Standing next to the window, I thought, what would happen in 45 days? If I suffer from a precarious condition that needs urgent diagnosis, 45 days seemed too long to wait with no precise diagnosis. I wanted to ask the receptionist, “Shouldn't you at least run my symptoms by the neurologist to decide whether it is safe for me to be seen in 45 days, right now, or within a week?” But instead, I was frozen from thinking about what the long wait could mean to my health. Then, a middle-aged man dressed in a white coat with the prongs of a green-colored stethoscope clasping his neck came into view behind the women. Most likely, he had overhead my symptoms, and as physicians do, emerged from seclusion to assess whether I was about to die. He did not look like someone overwhelmed with clinical work. So, what did he do now that he was out in the open after seeing my face and hearing my complaint made in the most solemn voice possible? I had hoped for him to intervene and overrule the elderly receptionist. But he seemed to be tiptoeing around them like many medical practitioners nowadays. His mouth opened but shut rapidly when the receptionist stared him down.

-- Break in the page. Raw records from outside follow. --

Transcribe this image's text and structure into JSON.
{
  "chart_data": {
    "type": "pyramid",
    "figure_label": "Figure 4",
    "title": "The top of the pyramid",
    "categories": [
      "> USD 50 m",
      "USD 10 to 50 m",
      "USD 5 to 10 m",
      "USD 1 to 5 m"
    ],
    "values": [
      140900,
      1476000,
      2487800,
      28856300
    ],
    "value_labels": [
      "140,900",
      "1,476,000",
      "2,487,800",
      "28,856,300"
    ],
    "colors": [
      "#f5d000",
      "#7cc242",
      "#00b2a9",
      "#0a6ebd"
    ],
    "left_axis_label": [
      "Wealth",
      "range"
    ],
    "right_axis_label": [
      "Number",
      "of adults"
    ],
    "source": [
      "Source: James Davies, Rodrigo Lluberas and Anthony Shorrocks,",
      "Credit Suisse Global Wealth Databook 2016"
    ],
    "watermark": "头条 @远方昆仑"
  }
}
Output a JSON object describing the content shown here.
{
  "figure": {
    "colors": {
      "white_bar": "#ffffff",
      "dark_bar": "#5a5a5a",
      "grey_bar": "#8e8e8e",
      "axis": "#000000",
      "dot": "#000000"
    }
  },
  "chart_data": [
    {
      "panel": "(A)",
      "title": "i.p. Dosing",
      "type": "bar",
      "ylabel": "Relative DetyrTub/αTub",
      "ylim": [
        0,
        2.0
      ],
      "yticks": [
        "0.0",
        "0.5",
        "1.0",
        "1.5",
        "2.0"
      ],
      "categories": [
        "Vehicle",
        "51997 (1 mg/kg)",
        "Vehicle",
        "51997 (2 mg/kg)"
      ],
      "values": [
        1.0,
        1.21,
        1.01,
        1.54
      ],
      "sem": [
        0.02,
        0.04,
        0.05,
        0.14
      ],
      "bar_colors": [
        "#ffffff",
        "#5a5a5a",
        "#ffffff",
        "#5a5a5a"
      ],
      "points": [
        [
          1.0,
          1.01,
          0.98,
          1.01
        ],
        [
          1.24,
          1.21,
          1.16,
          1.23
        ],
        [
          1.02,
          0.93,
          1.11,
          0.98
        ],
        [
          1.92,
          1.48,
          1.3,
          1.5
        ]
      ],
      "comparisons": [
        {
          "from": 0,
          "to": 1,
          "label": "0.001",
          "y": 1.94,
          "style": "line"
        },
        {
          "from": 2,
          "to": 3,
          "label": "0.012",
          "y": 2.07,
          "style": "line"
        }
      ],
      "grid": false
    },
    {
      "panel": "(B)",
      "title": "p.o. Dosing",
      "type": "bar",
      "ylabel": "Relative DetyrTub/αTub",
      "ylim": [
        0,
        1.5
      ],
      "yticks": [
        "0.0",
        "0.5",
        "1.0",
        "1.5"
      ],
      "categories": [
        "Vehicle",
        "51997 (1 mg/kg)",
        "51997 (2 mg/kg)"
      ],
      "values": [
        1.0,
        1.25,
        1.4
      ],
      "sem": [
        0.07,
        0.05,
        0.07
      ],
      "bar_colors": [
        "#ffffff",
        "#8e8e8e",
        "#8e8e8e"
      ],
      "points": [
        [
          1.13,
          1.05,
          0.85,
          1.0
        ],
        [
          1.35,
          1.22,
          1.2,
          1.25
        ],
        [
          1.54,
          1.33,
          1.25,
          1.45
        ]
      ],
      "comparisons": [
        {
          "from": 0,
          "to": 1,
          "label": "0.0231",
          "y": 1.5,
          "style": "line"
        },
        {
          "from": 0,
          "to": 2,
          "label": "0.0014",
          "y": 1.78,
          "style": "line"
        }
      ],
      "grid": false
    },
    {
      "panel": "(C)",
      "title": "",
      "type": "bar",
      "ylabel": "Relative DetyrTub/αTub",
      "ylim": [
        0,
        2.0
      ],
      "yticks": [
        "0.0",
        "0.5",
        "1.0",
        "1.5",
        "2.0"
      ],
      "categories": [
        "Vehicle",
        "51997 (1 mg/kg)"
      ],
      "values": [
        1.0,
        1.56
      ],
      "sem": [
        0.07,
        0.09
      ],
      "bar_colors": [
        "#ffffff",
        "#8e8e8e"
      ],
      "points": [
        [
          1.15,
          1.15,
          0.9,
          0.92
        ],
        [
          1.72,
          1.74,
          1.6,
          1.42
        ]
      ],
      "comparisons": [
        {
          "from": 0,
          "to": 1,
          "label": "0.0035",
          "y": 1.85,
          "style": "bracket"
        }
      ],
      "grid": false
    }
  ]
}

"Guts, doctor, have some guts,” I thought to myself. “Talk to me and relieve my fears or intervene to get me on the schedule quickly." None of my wishes came through, however, and the neurologist escaped.

This encounter reaffirmed my belief about how physicians are quickly losing control of patient care. Since healthcare delivery steps in many parts of the world have become hyper-partitioned, clinicians frequently miss what is coming down the scheduling pike. Thus, inexperienced front desk receptionists or other "gatekeepers" in the healthcare delivery system could jeopardize patients' lives and wreak havoc on patient experiences and timely care delivery.

Needless to say, I located another practice and neurologist who was eager and willing to help troubleshoot the cause of my pins and needles sensation. My condition said the new neurologist is probably an Ulnar nerve entrapment (cubital tunnel syndrome).